Grâce à l’hybridité, Charlotte Gautier van Tour fait coexister dans ses créations les antagonismes. Avec cette autre œuvre faite en verre, Xanthoria, elle montre la fragilité et la robustesse de la nature. Le verre qui se casse est recouvert d’une couche de mousse qui cache sa vulnérabilité, et le solidifie. 

Anastasia FERNANDEZ : Dans plusieurs œuvres, l’Homme est responsable des changements dans le paysage. Dans celles de Charlotte Gautier van Tour, la nature impulse les transformations à travers la confrontation des éléments. 

Camille MERKLEN : Cela renvoie aux très grandes forces qui ont façonné le paysage. L’Homme est évoqué dans un deuxième temps. 

Dans plusieurs œuvres, l’Homme est responsable des changements dans le paysage. Dans celles de Charlotte Gautier van Tour, la nature impulse les transformations à travers la confrontation des éléments. 

De nouveau, on accorde à la nature le statut d’artiste. On trouve le même discours dans les créations de Benoit Lefeuvre : elles permettent de saisir sa force créatrice. Je pense à sa série Earthwork

Charlotte DELAFOND : C’est vrai, comme pour la série Iridescence dont on présente une photographie, il plonge ses photographies dans de l’eau de mer. Quand celle-ci s’évapore, il reste des cristaux de sel qui se sont imprégnés dans le support. La mer a posé son empreinte.

Camille MERKLEN : Il expérimente en ce moment, le fait de placer des tirages dans la terre. Il y a la photographie, et a posteriori sa modification. Un peu comme un alchimiste, il fait des expériences à partir du tirage. 

Charlotte DELAFOND : Et il interroge le regard sur ce qui est de l’ordre de la nature ou pas. Le diptyque que nous exposons, intitulé Seascapes, n’est pas la vue aérienne d’un paysage, d’un littoral, comme on pourrait le penser.

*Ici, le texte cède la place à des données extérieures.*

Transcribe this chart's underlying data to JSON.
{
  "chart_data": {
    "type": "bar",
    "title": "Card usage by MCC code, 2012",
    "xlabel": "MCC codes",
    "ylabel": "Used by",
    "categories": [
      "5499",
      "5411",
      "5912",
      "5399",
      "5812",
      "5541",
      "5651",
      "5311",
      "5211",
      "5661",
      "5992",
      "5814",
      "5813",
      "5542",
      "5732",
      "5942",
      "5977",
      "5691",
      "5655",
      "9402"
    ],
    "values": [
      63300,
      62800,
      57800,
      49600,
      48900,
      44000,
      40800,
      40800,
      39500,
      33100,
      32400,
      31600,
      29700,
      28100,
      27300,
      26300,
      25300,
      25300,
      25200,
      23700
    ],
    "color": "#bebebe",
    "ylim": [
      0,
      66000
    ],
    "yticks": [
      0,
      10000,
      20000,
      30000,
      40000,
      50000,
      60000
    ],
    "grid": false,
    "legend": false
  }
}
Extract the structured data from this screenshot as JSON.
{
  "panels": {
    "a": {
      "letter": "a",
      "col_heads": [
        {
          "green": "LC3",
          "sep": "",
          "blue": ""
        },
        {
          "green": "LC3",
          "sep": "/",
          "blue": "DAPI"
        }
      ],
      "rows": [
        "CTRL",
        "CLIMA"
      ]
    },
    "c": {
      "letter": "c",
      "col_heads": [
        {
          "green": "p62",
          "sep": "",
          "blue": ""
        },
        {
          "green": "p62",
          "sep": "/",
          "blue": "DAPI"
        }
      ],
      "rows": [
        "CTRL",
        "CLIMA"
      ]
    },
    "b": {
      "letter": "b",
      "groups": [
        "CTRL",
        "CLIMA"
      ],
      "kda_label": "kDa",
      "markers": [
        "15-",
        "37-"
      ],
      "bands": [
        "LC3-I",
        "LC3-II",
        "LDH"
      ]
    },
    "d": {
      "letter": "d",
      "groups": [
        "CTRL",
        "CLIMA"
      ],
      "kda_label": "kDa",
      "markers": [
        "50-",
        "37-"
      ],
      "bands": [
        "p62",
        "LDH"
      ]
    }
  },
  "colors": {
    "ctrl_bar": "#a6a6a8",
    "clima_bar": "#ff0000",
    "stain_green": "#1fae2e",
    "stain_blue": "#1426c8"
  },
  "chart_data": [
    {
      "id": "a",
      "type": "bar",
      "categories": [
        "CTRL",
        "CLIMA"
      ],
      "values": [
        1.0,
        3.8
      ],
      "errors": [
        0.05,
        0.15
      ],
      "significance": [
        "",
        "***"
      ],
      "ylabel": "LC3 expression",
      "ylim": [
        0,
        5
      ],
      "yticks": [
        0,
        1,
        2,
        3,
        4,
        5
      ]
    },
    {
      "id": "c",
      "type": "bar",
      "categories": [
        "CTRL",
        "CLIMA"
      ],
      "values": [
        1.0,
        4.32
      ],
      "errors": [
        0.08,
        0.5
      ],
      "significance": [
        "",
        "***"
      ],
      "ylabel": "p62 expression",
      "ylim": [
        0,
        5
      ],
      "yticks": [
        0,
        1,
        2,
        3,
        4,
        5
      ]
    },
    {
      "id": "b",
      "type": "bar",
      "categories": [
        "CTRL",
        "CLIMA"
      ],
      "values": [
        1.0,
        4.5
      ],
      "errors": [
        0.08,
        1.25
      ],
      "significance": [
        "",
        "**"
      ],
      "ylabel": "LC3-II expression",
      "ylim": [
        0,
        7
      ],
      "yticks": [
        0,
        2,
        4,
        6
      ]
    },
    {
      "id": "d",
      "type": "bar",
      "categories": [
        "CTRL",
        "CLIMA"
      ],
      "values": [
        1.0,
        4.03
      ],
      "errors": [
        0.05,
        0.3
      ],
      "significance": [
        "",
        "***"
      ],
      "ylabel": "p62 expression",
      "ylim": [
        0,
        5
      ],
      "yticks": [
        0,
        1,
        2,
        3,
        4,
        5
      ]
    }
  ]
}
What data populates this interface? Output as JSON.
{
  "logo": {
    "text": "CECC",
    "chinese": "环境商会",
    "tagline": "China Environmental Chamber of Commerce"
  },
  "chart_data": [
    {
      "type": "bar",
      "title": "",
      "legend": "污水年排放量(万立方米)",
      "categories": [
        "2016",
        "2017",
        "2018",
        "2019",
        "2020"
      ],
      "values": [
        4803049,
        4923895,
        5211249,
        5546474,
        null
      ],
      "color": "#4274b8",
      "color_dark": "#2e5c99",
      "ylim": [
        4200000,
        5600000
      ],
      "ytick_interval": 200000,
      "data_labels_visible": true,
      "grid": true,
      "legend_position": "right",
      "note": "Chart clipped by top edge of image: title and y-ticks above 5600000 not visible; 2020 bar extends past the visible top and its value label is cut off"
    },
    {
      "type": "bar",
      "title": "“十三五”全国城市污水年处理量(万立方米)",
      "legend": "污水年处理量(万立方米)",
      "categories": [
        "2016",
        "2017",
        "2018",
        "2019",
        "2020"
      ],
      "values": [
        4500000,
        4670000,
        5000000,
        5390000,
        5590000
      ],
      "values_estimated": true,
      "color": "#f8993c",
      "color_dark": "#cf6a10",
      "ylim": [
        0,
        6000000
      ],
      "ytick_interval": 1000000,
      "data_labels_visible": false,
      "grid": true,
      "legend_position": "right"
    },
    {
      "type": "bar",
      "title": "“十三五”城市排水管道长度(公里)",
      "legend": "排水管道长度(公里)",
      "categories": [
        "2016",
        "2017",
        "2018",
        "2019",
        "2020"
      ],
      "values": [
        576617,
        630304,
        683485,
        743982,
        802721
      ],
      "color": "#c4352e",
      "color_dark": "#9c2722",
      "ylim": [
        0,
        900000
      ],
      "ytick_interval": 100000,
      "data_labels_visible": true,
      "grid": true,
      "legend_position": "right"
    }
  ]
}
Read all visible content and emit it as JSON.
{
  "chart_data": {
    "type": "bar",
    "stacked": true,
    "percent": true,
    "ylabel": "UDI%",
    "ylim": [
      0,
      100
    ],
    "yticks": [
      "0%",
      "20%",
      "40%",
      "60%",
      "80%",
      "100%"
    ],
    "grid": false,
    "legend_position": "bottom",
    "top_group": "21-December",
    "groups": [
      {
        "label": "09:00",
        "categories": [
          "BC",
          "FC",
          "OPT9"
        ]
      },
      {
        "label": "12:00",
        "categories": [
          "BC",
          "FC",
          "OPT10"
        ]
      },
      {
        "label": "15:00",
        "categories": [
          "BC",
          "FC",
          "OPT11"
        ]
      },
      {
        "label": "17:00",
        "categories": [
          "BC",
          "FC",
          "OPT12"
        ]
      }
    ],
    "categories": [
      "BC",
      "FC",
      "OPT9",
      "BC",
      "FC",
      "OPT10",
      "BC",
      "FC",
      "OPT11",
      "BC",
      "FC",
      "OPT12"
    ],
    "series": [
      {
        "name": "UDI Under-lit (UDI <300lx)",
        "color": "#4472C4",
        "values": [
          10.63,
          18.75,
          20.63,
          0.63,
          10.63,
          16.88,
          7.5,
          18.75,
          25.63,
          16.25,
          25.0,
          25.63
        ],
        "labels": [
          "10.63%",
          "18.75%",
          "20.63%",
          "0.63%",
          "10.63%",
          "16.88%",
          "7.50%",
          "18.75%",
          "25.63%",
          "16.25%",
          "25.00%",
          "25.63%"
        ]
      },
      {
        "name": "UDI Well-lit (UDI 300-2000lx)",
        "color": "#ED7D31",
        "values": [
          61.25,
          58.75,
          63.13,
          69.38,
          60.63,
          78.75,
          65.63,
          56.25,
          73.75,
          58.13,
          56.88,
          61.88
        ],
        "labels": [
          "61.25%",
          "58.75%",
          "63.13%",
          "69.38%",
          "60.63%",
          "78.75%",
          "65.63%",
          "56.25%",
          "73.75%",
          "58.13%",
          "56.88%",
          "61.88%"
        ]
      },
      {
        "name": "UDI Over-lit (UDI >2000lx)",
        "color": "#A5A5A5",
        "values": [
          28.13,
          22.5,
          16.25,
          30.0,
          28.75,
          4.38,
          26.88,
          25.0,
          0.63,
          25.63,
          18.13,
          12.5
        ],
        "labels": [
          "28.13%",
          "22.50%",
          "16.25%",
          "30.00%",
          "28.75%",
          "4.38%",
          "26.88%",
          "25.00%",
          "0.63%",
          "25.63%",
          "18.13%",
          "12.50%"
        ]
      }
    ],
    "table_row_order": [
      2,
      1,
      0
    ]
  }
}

Ce sont des jeux de chimie réalisés avec la détérioration de la pellicule argentique. Quand la pellicule est périmée, elle imprime sur la photographie une trace du temps. Il travaille en particulier sur la mémoire, en ôtant un peu la main de l’homme. 

Dans cette exposition, il s’agit donc de regarder la nature s’animer, de la ranimer parfois, mais de l’aimer surtout.